Write a Reboot

One of the biggest problems many novice screenwriters face is completing their first screenplay. Writing a 110-120 screenplay can be daunting so it’s likely you’r first screenplay will be mediocre at best because screenwriting is just a skill. The first time you try anything whether it’s knitting, baseball, or cooking, you simply don’t know what you’re doing so you’re likely to make plenty of mistakes.

Just as an exercise, consider writing a reboot of an existing movie. This screenplay has almost zero chances of selling because you won’t  own the rights to the  intellectual property, but writing a reboot can give you a huge advantage in learning to write a complete screenplay because you already know the characters and story line. Now you can focus on dialogue, formatting, and developing the stamina to write 110-120 pages.

For example, compare the original “Ghostbusters” to the current remake. The plot is the same, the characters are the same, and the setting is the same. What’s different are the details of the story. Watch both movies and ask yourself what you would have done differently?

One reason why the original “Ghostbusters” is considered a classic is because the hero has a much clearer goal that’s emphasized for laughs throughout the story. In the original movie, the hero wants to find love. He does that in a humorous way in the beginning by shocking a young man mercilessly to drive him away while lying to a pretty co-ed that she has psychic powers.

Later when the hero goes to investigate a ghost sighting in a woman’s apartment, he tries to hit on this woman while pretending to look for the ghost. The hero has a clear goal and constantly pursues it in funny ways.

In the remake, the hero’s goal is less distinct. She’s upset with her friend for publishing a book they wrote about ghosts. At the end she saves her friend. Yet in between, there’s no tension because they seem to be friends while working together.

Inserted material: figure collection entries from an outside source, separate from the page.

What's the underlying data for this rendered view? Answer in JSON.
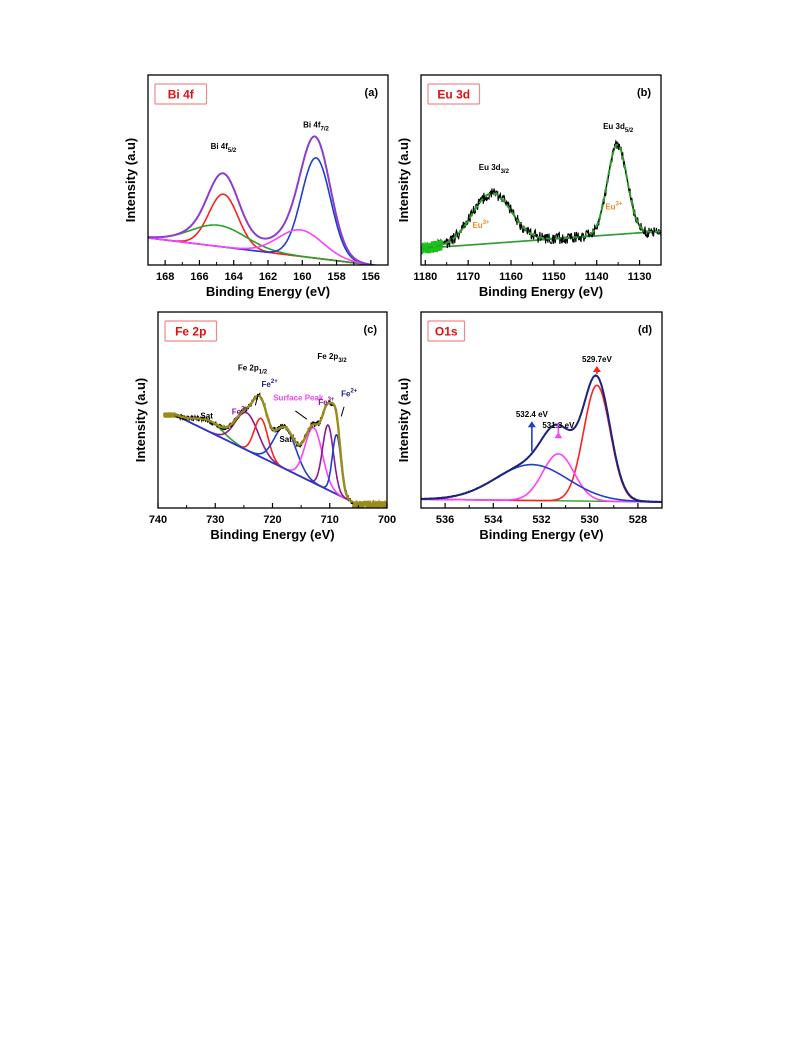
{
  "chart_data": [
    {
      "panel": "a",
      "type": "line",
      "badge": "Bi 4f",
      "letter": "(a)",
      "xlabel": "Binding Energy (eV)",
      "ylabel": "Intensity (a.u)",
      "xlim": [
        169,
        155
      ],
      "x_ticks": [
        168,
        166,
        164,
        162,
        160,
        158,
        156
      ],
      "ylim": [
        0,
        1.0
      ],
      "x_reversed": true,
      "annotations": [
        {
          "text": "Bi 4f",
          "sub": "5/2",
          "x": 164.6,
          "y": 0.82,
          "color": "#000000"
        },
        {
          "text": "Bi 4f",
          "sub": "7/2",
          "x": 159.2,
          "y": 0.98,
          "color": "#000000"
        }
      ],
      "baseline": {
        "x": [
          169,
          155
        ],
        "y": [
          0.16,
          -0.06
        ],
        "color": "#1a237e"
      },
      "peaks": [
        {
          "center": 164.6,
          "amp": 0.4,
          "width": 0.85,
          "color": "#ff2020"
        },
        {
          "center": 164.9,
          "amp": 0.16,
          "width": 1.6,
          "color": "#2ca02c"
        },
        {
          "center": 159.2,
          "amp": 0.76,
          "width": 0.85,
          "color": "#1f3fd0"
        },
        {
          "center": 160.1,
          "amp": 0.2,
          "width": 1.3,
          "color": "#ff40ff"
        }
      ],
      "envelope_color": "#8b3fd0"
    },
    {
      "panel": "b",
      "type": "line",
      "badge": "Eu 3d",
      "letter": "(b)",
      "xlabel": "Binding Energy (eV)",
      "ylabel": "Intensity (a.u)",
      "xlim": [
        1181,
        1125
      ],
      "x_ticks": [
        1180,
        1170,
        1160,
        1150,
        1140,
        1130
      ],
      "ylim": [
        0,
        1.0
      ],
      "x_reversed": true,
      "annotations": [
        {
          "text": "Eu 3d",
          "sub": "3/2",
          "x": 1164,
          "y": 0.66,
          "color": "#000000"
        },
        {
          "text": "Eu 3d",
          "sub": "5/2",
          "x": 1135,
          "y": 0.97,
          "color": "#000000"
        },
        {
          "text": "Eu",
          "sup": "3+",
          "x": 1167,
          "y": 0.22,
          "color": "#f08a24"
        },
        {
          "text": "Eu",
          "sup": "3+",
          "x": 1136,
          "y": 0.36,
          "color": "#f08a24"
        }
      ],
      "baseline": {
        "x": [
          1181,
          1125
        ],
        "y": [
          0.08,
          0.21
        ],
        "color": "#ff40ff"
      },
      "peaks": [
        {
          "center": 1164.5,
          "amp": 0.38,
          "width": 4.6,
          "color": "#2ca02c"
        },
        {
          "center": 1135.2,
          "amp": 0.68,
          "width": 2.3,
          "color": "#2ca02c"
        }
      ],
      "envelope_color": "#2ca02c",
      "raw_color": "#000000",
      "noise": 0.045
    },
    {
      "panel": "c",
      "type": "line",
      "badge": "Fe 2p",
      "letter": "(c)",
      "xlabel": "Binding Energy (eV)",
      "ylabel": "Intensity (a.u)",
      "xlim": [
        740,
        700
      ],
      "x_ticks": [
        740,
        730,
        720,
        710,
        700
      ],
      "ylim": [
        0,
        1.0
      ],
      "x_reversed": true,
      "annotations": [
        {
          "text": "Fe 2p",
          "sub": "1/2",
          "x": 723.5,
          "y": 0.94,
          "color": "#000000"
        },
        {
          "text": "Fe 2p",
          "sub": "3/2",
          "x": 709.6,
          "y": 1.02,
          "color": "#000000"
        },
        {
          "text": "Fe",
          "sup": "2+",
          "x": 720.5,
          "y": 0.82,
          "color": "#1a237e"
        },
        {
          "text": "Sat",
          "x": 731.5,
          "y": 0.59,
          "color": "#000000"
        },
        {
          "text": "Fe",
          "sup": "3+",
          "x": 725.7,
          "y": 0.62,
          "color": "#8b1a8b"
        },
        {
          "text": "Surface Peak",
          "x": 715.5,
          "y": 0.72,
          "color": "#ff40ff"
        },
        {
          "text": "Sat",
          "x": 717.7,
          "y": 0.42,
          "color": "#000000"
        },
        {
          "text": "Fe",
          "sup": "3+",
          "x": 710.6,
          "y": 0.69,
          "color": "#8b1a8b"
        },
        {
          "text": "Fe",
          "sup": "2+",
          "x": 706.6,
          "y": 0.75,
          "color": "#1a237e"
        }
      ],
      "baseline": {
        "x": [
          737,
          706
        ],
        "y": [
          0.63,
          0.0
        ],
        "color": "#8b1a1a"
      },
      "peaks": [
        {
          "center": 731.0,
          "amp": 0.08,
          "width": 2.4,
          "color": "#2ca02c"
        },
        {
          "center": 724.5,
          "amp": 0.27,
          "width": 2.0,
          "color": "#8b1a8b"
        },
        {
          "center": 722.0,
          "amp": 0.28,
          "width": 1.2,
          "color": "#ff2020"
        },
        {
          "center": 717.8,
          "amp": 0.3,
          "width": 1.9,
          "color": "#1f3fd0"
        },
        {
          "center": 712.8,
          "amp": 0.4,
          "width": 1.5,
          "color": "#ff40ff"
        },
        {
          "center": 710.3,
          "amp": 0.47,
          "width": 0.95,
          "color": "#8b1a8b"
        },
        {
          "center": 708.8,
          "amp": 0.43,
          "width": 0.75,
          "color": "#1f3fd0"
        }
      ],
      "envelope_color": "#9a8c1a",
      "raw_color": "#000000",
      "noise": 0.02
    },
    {
      "panel": "d",
      "type": "line",
      "badge": "O1s",
      "letter": "(d)",
      "xlabel": "Binding Energy (eV)",
      "ylabel": "Intensity (a.u)",
      "xlim": [
        537,
        527
      ],
      "x_ticks": [
        536,
        534,
        532,
        530,
        528
      ],
      "ylim": [
        0,
        1.0
      ],
      "x_reversed": true,
      "annotations": [
        {
          "text": "529.7eV",
          "x": 529.7,
          "y": 1.0,
          "color": "#000000",
          "arrow_color": "#ff2020"
        },
        {
          "text": "532.4 eV",
          "x": 532.4,
          "y": 0.6,
          "color": "#000000",
          "arrow_color": "#1f3fd0"
        },
        {
          "text": "531.3 eV",
          "x": 531.3,
          "y": 0.52,
          "color": "#000000",
          "arrow_color": "#ff40ff"
        }
      ],
      "baseline": {
        "x": [
          537,
          527
        ],
        "y": [
          0.02,
          0.0
        ],
        "color": "#2ca02c"
      },
      "peaks": [
        {
          "center": 529.7,
          "amp": 0.84,
          "width": 0.55,
          "color": "#ff2020"
        },
        {
          "center": 531.3,
          "amp": 0.34,
          "width": 0.65,
          "color": "#ff40ff"
        },
        {
          "center": 532.4,
          "amp": 0.26,
          "width": 1.5,
          "color": "#1f3fd0"
        }
      ],
      "envelope_color": "#1a237e",
      "raw_color": "#000000",
      "noise": 0.004
    }
  ]
}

Instead, the hero spends most of the middle time falling in love with a handsome but stupid receptionist.

So right away, the hero’s goal is divided. Is her goal to fall in love with a handsome man or is her goal to get back with her friend? If here goal is to get back with her friend, she appears to achieve that when she agrees to work with her friend again, so the ending when she rescues her friend doesn’t feel so emotionally important since she was already helping and working with her friend after all.

Another problem are the obstacles. In the original, the heroes not only face the main villain, a spirit that wants to cross into another dimension, but they also face a threat from the government that thinks the Ghostbusters are frauds. This causes the villain to release the ghosts in the end. So the Ghostbusters not only are fighting the main villain, but they’re also fighting against this government man intent on proving they’re frauds so he can shut them down.

In the remake, the Ghostbusters fight against the villain but they’re actually working with the government agency that pretends to debunk the Ghostbusters while actually supporting them. So there’s much fewer obstacles for the Ghostbusters to overcome and fewer villains to defeat. The fewer villains to fight against, the less drama and the less interesting the overall story becomes.

At the end of the original movie, the Ghostbusters fight the villain and still remember to inject humor as they fight such as when one Ghostbuster reads the villain his rights like a cop or when one Ghostbuster yells at another one after they nearly died, “The next time someone asks if you’re a god, you say yes!” (If both of these examples of humor don’t sound funny when described, it’s because they’re hilarious within the context of the story, which is a crucial element of comedy.)

In comparison, in the remake when the Ghostbusters are fighting the villain and the ghosts, it’s just special effects and fighting, but little humor. The remake interjects humor occasionally that’s funny, but these moments are far too few. Instead of the humor constantly supporting the story, the remake seems to interject humor just for laughs whether it supports the story or not. (There’s a running joke in the remake about the stupid receptionist hating coffee but constantly drinking it and spitting it out. It’s not that funny the first time and it does nothing to support any of the subplots.)

So when you compare the original to the remake you can see how the remake of “Ghostbusters” fell short of the original but at least exceeded the mediocre sequel “Ghostbusters 2.” The problem with the remake has nothing to do with the actresses or director but more to do with the far weaker storyline and inconsistent script. In other words, more and fancier special effects and fighting scenes can’t make up for the lack of a stronger script.

If you want to challenge yourself, write your own remake and compare it to the original. This will simply be an interesting exercise to show you what your strengths and weaknesses might be as a screenwriter.